Загурский опустил стекло вниз до отказа, выставил голову под ветер; потом снова повернулся к Коломийцу.
– Вы спросите: а что же я сам, разве не смогу? Ведь соавтор. Знаете, сейчас мне кажется, что не осилю. Не того я полета птица… Шур Шурычу было хорошо со мной работать: я умел конкретизировать, воплощать в текст и уравнения его идеи, подчас очень смутные и странные, был честным и дельным оппонентом при обсуждении этих идей. Но идеи-то все-таки были его…
Они уже въехали в город. Теперь машина, сдерживаемая светофорами, шла медленно и неровно.

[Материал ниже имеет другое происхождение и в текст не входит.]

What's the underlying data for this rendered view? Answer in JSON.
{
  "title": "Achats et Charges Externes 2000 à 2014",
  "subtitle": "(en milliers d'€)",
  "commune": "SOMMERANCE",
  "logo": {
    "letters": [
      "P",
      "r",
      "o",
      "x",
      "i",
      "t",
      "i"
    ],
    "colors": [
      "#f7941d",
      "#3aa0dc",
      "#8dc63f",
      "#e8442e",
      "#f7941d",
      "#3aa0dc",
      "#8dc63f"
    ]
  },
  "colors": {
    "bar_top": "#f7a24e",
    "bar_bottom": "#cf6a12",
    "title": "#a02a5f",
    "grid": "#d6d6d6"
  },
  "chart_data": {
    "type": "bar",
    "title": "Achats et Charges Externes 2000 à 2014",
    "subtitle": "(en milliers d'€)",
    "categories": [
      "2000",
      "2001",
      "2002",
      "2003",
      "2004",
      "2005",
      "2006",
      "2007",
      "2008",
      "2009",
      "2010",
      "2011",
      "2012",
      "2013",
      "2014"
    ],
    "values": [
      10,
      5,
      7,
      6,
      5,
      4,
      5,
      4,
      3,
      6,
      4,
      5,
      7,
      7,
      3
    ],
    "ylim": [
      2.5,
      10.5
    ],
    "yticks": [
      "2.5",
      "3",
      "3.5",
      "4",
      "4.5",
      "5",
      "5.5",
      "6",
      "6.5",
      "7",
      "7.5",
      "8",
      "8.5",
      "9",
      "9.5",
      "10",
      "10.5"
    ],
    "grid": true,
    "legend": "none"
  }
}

– И вот, знаете, при всем том я испытываю еще одно странное чувство, думая о смерти Тураева, - задумчиво, будто даже и не Коломийцу, а себе, промолвил Загурсний. - Смирение, что ли? Неспроста мне на ум приходят ранние кончины людей гениальных, от Моцарта до Галуа. Ведь не в том, в конце концов, дело, что одни из нш: были музыканты, другие поэты, третьи и вовсе математики. Это частности, суть же в том, что они, каждый на свой манер, приближались к глубокому пониманию мира и себя - куда более глубокому, чем прочие люди. Настолько, может быть, глубокому, что это выше возможностей человека… Вот и с Шур Шурычем мне почему-то представляется, будто это закономерно, что он умер внезапно именно сейчас, когда подбирался к самой сокровенной тайне материи… что так и должно быть. Странная мысль, а? Но ведь… понимаете, исследуя природу, мы обычно разумеем под ней всякие там твердые тела, частицы, звезды - объекты вне нас. Но ведь материя - это и мы сами. Мы тоже существуем во времени - и не знаем, в чем существуем, не понимаем времени. Может, здесь действительно предел познания мира и себя, который нам не дано превзойти? Или иначе: дано, но, превзойдя его, нельзя жить?… Уф-ф!… - Загурский поднял руки, будто сдаваясь. - Наговорил я вам - у самого голова кругом пошла. Не принимайте все это всерьез, Станислав Федорович, это от расстроенных чувств.